46,656 Poems is a much more modest example, obviously, and dispenses with both meter and rhyme.  There are only six lines, with six choices each, resulting in 6^6 possible combinations.  Since it’s impossible to account for all of the iterations, I mostly focused on making sure each possible first line would feed into each possible second, then each second into each third, etc.  Of course, some work better than others–due to the nature of the concept, the poems swing dramatically from specific imagery to broad assertions.  And just because there are more than forty thousand poems doesn’t mean they’re all good; in fact, it’s pretty easy to come up with a clunker.  But there is something surprising, if not magical, by reading lines that come together in unforeseen ways.

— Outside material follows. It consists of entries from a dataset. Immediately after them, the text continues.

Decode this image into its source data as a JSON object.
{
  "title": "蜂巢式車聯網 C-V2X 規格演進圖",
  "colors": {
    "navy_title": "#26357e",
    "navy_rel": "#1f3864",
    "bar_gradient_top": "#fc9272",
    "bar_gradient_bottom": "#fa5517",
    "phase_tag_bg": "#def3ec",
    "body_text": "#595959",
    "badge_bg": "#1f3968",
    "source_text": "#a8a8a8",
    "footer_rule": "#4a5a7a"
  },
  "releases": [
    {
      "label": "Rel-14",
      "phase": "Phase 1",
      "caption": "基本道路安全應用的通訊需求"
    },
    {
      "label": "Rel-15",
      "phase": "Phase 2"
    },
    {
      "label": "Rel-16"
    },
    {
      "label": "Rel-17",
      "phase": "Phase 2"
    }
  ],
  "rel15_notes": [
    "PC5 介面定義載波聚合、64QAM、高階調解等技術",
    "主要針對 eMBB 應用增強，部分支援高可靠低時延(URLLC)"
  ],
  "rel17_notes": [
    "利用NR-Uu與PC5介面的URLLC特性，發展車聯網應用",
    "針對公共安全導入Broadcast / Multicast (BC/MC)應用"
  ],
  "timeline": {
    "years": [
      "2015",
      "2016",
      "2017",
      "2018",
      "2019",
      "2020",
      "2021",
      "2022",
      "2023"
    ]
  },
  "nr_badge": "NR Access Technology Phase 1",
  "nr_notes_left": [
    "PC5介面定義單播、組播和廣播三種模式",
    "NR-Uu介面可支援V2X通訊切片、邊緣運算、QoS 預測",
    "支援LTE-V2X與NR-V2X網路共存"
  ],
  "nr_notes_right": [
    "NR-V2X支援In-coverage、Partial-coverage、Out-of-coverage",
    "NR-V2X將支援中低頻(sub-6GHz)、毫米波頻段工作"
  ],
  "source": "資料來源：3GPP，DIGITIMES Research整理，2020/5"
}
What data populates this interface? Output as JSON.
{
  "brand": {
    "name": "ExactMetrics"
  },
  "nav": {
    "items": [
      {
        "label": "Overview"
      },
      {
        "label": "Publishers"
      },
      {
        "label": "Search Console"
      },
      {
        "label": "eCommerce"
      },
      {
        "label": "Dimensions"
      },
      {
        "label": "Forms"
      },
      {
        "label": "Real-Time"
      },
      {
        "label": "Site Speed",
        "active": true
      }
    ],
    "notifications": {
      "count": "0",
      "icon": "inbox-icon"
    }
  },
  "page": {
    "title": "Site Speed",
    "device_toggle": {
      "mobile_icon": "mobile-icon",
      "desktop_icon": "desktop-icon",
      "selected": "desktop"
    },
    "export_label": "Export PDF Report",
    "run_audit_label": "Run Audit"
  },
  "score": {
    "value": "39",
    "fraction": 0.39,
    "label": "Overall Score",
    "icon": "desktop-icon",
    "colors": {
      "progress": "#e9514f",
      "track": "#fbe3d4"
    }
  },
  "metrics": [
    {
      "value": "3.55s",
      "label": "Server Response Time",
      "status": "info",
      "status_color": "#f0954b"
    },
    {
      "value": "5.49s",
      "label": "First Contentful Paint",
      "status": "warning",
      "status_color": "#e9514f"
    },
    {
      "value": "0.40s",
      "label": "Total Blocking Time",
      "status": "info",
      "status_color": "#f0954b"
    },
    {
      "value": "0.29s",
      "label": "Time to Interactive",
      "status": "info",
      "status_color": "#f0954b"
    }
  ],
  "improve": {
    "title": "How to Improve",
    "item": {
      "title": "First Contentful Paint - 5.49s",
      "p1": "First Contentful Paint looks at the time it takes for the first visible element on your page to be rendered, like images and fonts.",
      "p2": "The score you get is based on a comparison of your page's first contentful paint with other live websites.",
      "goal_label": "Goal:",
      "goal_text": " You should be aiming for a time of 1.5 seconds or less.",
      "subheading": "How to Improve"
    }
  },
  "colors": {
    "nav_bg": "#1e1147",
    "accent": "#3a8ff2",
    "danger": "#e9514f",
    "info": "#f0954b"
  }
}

Originally, I had envisioned the project to require minimal user interaction:  just click a button and it will generate a random poem.  I have a spreadsheet that does just that.  Twine could do that too, but I realized that its default structure of asking the reader to make choices was more beneficial, more natural.  As you click through the links, you’re undertaking a process similar to writing a “real” poem:  only half-remembering what came before your chosen line, and with no idea of what might come next.  This project also starts to destabilize some of the terms we frequently use, presuming we know what we mean by them.  Is 46,656 Poems a poem?  Given there are only thirty-six lines total, are there genuinely 46,656 poems?  Are some of them poems, while others aren’t?  There is also the question of authorship:  Who wrote Poem #16,904–me, or the person who clicked through the links to generate that particular poem?  Can one write a poem that requires a reader to finish, to exist?

So, have at it:  46,656 Poems.  You’re only six choices away from your first one.